Ve lo dico subito: ci ho riflettuto qualche giorno e non sono convinto che la raffica di argomentazioni sotto cui seppellisce la multa sia giuridicamente fondata in ogni sua parte. Ma la sentenza con cui il giudice onorario di Bassano del Grappa ha annullato un accertamento fatto da un apparecchio automatico a un semaforo contiene princìpi che devono far riflettere molti amministratori comunali e addetti ai lavori. La sentenza ribalta quanto deciso in primo grado dal giudice di pace e censura sotto molti (troppi, probabilmente) profili l'operato del Comune di Romano d'Ezzelino (Vicenza), ritenendo obbligatorie cose che quasi nessuno fa. Questo è il punto fondamentale su cui voglio soffermarmi, perché ai nostri fini è più interessante. Poi la multa andava annullata anche perché il Comune non ha dimostrato che l'apparecchio fosse stato verificato e che la lavorazione dei verbali fosse nel controllo dei vigili: cose gravi, ma tutto sommato ci siamo abituati.
Andiamo invece sull'aspetto innovativo della sentenza. Il magistrato onorario (un'avvocatessa) ha dovuto rispondere a una sequela di rilievi fatti dal trasgressore e non si è lasciato pregare. Ne è venuta fuori una sentenza che stigmatizza tutte le cattive abitudini dei Comuni, anche quelle che non sono veri e propri illeciti ma solo cattivi esempi di amministrare e di affrontare i problemi della sicurezza stradale. Quindi non cose che giuridicamente possono bastare da sole a far annullare un verbale, ma che concorrono a formarsi l'idea di un'amministrazione incompetente o con la testa rivolta soprattutto agli incassi.
Sotto questo profilo, il principio più importante richiamato nella sentenza è che ogni incrocio, semaforo e relativo rilevatore di infrazioni devono rispondere a un progetto specifico, in base al quale tarare sia i tempi del ciclo semaforico sia il ritardo rispetto al rosso col quale l'apparecchio deve iniziare a registrare i passaggi vietati (il ritardo dev'esserci per omologazione, perché parliamo di uno dei modelli meno recenti, che non riporta su ogni fotogramma il tempo trascorso dall'accensione del rosso e quindi l'unico modo affidabile per capire se il trasgressore non ha oltrepassato la striscia di arresto nell'ultimo istante del giallo è proprio quello di fissare una tolleranza). Non basta: la decisione di installare il controllo automatico in un determinato incrocio va motivata sulla base dei dati sugli incidenti e della pericolosità intrinseca di una strada conformata in quel modo.

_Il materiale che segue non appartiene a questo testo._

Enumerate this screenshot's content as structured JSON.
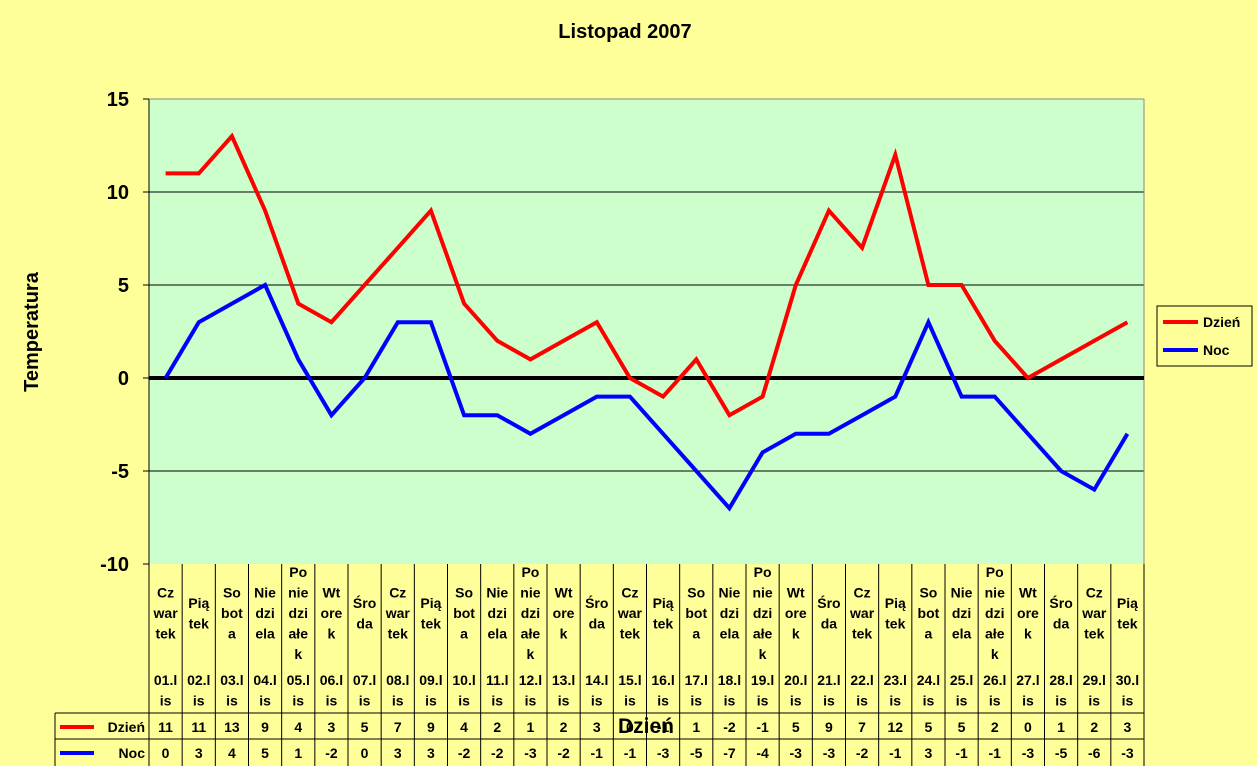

Il Comune non è stato in grado di esibire tutto ciò. E non c'è dubbio che queste accortezze, pur forse non strettamente obbligatorie dal punto di vista giuridico, garantiscono più sicurezza (in un incrocio il fatto che ci sia un progetto vero dovrebbe significare che qualcuno si è posto il problema di prevenire alla radice gli incidenti) e comunica che c'è cultura della sicurezza. Perché buona tecnica, trasparenza e lealtà dovrebbero spingere ogni amministratore ad agire così. Ma quasi nessuno agisce così. Per malafede? Corruzione? Incompetenza? Semplice voglia di ripianare i bilanci? Ognuno si dia la risposta che vuole.
La sentenza di Bassano contiene anche un errore, come il richiamo allo sciagurato parere di un ufficio (che non ha competenza in materia e probabilmente aveva solo voluto coprire un atto sbagliato della Prefettura di Lodi) del ministero dell'Interno secondo cui l'installazione dei controlli ai semafori dev'essere autorizzata dal prefetto (sarebbe opportuno – ammesso che tutte le prefetture funzionino bene – ma nessuna legge lo richiede). Inoltre, ci sono passaggi poco chiari, forse condizionati dalla fumosità delle stesse risposte del Comune ai rilievi del ricorrente.
Ma questo poco importa. La cosa essenziale è che gli amministratori capiscano che tutto va fatto a regola d'arte e non solo con un occhio ai cavilli giuridici. Perché la sicurezza e la fluidità del traffico non si fanno coi cavilli.